Mark Carney, exiting Bank of Canada Governor and future Bank of England head, spoke at a recent event hosted by Thomson Reuters about the economy and confirmed that Canadian savers with accounts in the nation’s big six financial institutions should not be concerned about their deposits being touched.
Carney explained that policymakers are devising a plan to establish an international bail-in organization to thwart off big bank failures in the future. Although the central bank figure did not issue a guarantee that all depositors would be safe under any circumstance, Carney noted that it’s hard to fathom that Canadians’ deposits would be confiscated.
What is a bail-in? It’s when an entity has to look for money from within to solve a crisis, which is the opposite of a bailout when money originates from an outside source, such as a government agency. In this case, a financial institution would be required to set aside capital, such as shares, in order to provide liquidity and stabilize the situation. Officials say its depositors’ money would not be required.
“Canadian institutions have substantial unsecured debt obligations in the wholesale market and as well as other classes of capital, and they have substantial capital as well, so once you stack all of that up, regardless of whether one would look to reach into it…it’s hard to fathom why it would be necessary,” stated Carney
Finance Minister Jim Flaherty proposed the bail-in plan deep in this year’s federal budget:
“The Government proposes to implement a ‘bail-in’ regime for systemically important banks.
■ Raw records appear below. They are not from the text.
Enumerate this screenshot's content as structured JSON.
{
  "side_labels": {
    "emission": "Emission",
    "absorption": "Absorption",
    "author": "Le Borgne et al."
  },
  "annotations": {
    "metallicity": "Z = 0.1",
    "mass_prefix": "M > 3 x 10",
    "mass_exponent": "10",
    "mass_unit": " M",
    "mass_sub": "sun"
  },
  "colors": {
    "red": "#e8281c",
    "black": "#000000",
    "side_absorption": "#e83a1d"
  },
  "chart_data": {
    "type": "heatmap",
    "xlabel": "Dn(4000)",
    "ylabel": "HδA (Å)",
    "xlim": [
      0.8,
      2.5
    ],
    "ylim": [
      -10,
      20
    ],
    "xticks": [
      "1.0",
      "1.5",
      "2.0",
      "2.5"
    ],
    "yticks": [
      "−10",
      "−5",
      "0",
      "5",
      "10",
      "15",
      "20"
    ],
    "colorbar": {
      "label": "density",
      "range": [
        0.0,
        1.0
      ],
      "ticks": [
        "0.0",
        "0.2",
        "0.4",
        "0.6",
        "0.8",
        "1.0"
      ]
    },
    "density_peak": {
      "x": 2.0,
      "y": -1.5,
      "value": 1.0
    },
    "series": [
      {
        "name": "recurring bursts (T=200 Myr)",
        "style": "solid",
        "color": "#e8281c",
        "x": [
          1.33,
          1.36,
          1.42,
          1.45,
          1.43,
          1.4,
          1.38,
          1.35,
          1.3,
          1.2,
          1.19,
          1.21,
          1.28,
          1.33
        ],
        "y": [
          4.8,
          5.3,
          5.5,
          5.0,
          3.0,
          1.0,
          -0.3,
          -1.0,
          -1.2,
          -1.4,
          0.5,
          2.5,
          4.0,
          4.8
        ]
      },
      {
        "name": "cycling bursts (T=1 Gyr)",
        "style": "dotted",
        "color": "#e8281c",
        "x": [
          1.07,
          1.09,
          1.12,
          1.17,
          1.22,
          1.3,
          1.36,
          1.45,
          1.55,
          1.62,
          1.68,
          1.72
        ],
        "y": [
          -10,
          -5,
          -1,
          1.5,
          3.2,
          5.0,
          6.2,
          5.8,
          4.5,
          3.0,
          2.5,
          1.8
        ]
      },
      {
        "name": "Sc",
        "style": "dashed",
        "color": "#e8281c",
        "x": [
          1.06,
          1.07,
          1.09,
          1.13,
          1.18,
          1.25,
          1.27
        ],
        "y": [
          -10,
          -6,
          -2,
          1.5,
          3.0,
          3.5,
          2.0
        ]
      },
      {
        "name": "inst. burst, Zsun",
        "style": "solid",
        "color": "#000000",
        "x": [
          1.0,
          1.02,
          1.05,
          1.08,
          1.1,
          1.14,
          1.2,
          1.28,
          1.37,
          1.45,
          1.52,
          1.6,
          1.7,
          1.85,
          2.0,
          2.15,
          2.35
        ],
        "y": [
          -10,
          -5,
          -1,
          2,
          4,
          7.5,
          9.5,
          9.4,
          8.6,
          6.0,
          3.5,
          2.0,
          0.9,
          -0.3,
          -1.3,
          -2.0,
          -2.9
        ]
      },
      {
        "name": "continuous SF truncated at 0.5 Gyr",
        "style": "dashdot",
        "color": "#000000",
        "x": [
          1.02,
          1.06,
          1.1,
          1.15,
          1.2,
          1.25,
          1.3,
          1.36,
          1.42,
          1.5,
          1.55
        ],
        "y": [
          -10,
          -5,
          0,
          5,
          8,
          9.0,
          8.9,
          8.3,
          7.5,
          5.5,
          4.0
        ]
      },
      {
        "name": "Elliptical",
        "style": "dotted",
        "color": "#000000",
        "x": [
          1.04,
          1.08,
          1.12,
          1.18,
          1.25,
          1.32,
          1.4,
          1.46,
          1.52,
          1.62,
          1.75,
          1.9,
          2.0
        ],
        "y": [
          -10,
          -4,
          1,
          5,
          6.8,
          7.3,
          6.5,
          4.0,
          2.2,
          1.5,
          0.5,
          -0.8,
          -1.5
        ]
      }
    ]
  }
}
This regime will be designed to ensure that, in the unlikely event that a systemically important bank depletes its capital, the bank can be recapitalized and returned to viability through the very rapid conversion of certain bank liabilities into regulatory capital.”
Ottawa attempted to clarify what the bail-in regime meant in the budget after media outlets and blogs reported on it. Many Canadians were concerned, especially after Cyprus confiscated large amounts of deposits in the island nation’s banking system.
Kathleen Perchaluk, the finance minister’s press secretary, issued a statement last week to clarify the bail-in scenario.
“The bail-in scenario described in the Budget has nothing to do with depositors’ accounts and they will in no way be used here,” said Perchaluk. “Those accounts will continue to remain insured through the Canada Deposit Insurance Corporation (CDIC), as always.”
Perchaluk said the measures being proposed would help the taxpayers and depositors from having to bail out a financial institution. “If a bank is having severe difficulties, the bail-in regime would force certain debt instruments to be converted into equity to recapitalize the bank.”
Despite Canadian officials assuring the general public that their money is not at risk, many are wary of what the federal government says, considering its past record.
Michel Chossudovsky, professor of economics at the University of Ottawa, published an article titled “The Confiscation of Bank Savings to ‘Save the Banks’” that discusses the Cyprus situation establishes a dangerous precedent. He argues that politicians and bankers could use this “weapon of financial destruction” against smaller credit unions and other independent banks that could hurt their monopoly.
Economic Collapse News reported earlier this month that finance guru Jim Rogers believes central banks around the world would follow Cyprus’s lead of stealing deposits in order to save the financial system. Rogers made the case that since it was a policy endorsed by euro partners and the International Monetary Fund (IMF) the other central banks would implement the same policies and justify it by pointing to the IMF, eurozone and others.
“The IMF has said ‘sure, loot the bank accounts’ the EU has said ‘loot the bank accounts’ so you can be sure that other countries when problems come, are going to say, ‘well, it’s condoned by the EU, it’s condoned by the IMF, so let’s do it too,” explained Rogers.